BayToday is welcoming veteran journalist Dave Dale back to the Village Media team as a columnist beginning Monday, which just happens to be his 56th birthday.
"I'm looking forward to the challenge of producing a new series of columns through BayToday," Dale said, noting the landscape for opinion writers these days is "much like a field of landmines where every word can trigger an intense backlash."
Dale, who has been writing about North Bay and area news and social issues for more than three decades, most recently worked full-time as a Local Journalism Initiative reporter through BayToday from September 2020 to April 3. Before that, Dale was a reporter, photographer, and columnist with The Nugget for 18 years August 2000 to September 2018.
A graduate of Canadore College's Print Journalism Program in 1989, he worked for several community newspapers in B.C., North Bay, Kapuskasing and Orillia before becoming the managing editor of the Union of Ontario Indian's Anishinabek News in 1993. He worked out of the headquarters on Nipissing First Nation on Highway 17 West for seven years before returning to mainstream journalism.

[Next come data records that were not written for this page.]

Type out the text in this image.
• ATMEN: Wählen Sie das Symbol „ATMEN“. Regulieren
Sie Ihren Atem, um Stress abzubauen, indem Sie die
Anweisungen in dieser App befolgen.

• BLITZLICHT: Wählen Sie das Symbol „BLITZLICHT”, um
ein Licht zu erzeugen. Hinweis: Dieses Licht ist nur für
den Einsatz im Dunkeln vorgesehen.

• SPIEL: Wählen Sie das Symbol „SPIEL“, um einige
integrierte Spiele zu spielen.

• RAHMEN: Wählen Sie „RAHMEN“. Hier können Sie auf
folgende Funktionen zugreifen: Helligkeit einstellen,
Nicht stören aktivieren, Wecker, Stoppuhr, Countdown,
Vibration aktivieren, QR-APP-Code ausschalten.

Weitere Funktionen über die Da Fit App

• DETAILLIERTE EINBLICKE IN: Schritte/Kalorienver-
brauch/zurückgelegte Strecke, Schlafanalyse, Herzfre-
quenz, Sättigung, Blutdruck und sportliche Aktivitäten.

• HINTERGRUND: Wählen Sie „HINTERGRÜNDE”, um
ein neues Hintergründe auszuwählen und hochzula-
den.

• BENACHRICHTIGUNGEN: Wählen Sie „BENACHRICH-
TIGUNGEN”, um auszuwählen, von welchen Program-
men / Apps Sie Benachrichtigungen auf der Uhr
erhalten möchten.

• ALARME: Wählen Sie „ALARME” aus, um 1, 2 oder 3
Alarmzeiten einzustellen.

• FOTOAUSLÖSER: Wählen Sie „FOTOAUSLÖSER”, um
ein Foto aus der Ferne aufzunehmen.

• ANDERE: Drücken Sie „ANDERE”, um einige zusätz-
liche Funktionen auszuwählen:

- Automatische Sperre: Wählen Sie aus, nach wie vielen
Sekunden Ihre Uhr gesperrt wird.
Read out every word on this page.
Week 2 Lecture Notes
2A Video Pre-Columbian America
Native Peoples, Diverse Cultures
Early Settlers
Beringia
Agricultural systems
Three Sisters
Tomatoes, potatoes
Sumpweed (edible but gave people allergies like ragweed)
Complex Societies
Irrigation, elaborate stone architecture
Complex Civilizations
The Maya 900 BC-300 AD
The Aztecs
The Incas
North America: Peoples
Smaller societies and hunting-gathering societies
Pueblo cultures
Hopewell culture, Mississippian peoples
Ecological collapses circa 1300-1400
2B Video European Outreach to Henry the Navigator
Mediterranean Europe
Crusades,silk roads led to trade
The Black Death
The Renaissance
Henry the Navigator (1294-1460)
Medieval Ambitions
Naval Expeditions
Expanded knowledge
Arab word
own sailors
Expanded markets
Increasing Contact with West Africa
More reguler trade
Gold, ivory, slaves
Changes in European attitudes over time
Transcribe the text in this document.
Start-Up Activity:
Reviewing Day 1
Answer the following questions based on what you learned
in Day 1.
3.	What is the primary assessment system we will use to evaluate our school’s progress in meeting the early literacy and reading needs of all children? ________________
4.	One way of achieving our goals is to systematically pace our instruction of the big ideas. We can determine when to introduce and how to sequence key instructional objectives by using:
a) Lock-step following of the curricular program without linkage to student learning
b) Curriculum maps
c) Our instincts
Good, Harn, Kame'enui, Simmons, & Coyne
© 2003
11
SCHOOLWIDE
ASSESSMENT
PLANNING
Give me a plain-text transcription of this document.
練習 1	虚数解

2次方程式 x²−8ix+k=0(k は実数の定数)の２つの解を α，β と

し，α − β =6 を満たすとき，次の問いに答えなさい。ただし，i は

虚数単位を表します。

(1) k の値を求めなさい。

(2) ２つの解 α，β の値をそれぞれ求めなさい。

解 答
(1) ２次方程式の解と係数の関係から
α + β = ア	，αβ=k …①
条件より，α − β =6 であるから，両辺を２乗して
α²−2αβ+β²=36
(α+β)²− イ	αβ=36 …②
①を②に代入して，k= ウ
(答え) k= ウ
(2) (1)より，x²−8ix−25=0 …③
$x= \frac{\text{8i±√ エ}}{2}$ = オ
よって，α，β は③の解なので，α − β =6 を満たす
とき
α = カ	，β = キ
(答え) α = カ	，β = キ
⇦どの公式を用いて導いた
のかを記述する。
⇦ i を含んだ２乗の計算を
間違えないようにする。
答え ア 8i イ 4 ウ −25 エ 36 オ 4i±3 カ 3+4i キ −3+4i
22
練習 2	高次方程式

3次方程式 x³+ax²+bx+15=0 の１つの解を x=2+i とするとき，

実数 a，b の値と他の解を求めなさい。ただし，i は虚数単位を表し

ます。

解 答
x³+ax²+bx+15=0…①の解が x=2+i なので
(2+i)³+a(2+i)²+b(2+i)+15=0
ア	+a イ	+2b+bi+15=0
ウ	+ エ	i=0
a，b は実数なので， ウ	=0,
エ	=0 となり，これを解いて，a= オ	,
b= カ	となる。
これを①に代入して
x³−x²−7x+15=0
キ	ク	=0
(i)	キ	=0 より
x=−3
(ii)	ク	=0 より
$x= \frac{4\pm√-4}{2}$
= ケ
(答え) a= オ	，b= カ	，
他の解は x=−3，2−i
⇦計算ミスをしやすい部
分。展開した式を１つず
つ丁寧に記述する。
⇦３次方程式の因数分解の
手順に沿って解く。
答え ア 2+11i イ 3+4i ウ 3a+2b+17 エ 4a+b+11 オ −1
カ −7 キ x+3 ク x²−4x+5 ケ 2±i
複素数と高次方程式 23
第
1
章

He has a reputation for being a hard-nosed political and social analyst who is irreverent to powers that be, while also sharing a compassionate and philosophical side.
"I've been described as having a 'salty wit' and I'm learning you can get your point across, provoke thought and spark discussion without being overly insulting or juvenile," he said, adding the goal will be to give people something worth reading past the headline and first sentence.
"It should be interesting. The first hurdle will be getting readers to accept the fact I'm a white male who doesn't quite fit in with either the 'woke' crowd or rednecks," he said. "I'm aware that's not going to be an easy task these days but I'm hoping my experience navigating societal rapids allows me to be a relevant and valuable voice."
Dale recently put the news reporting part of his journalism career on ice to create his Small Town Times Productions company, which publishes a quarterly print magazine called Back in the Bay. It features mostly retrospective articles about the area. It follows in the footsteps of A Bit of the Bay Magazine, which published 11 editions before wrapping up December 2020. He also has a website www.smalltowntimes.ca where the magazine is promoted while providing a multi-media story-telling platform for a stable of columnists.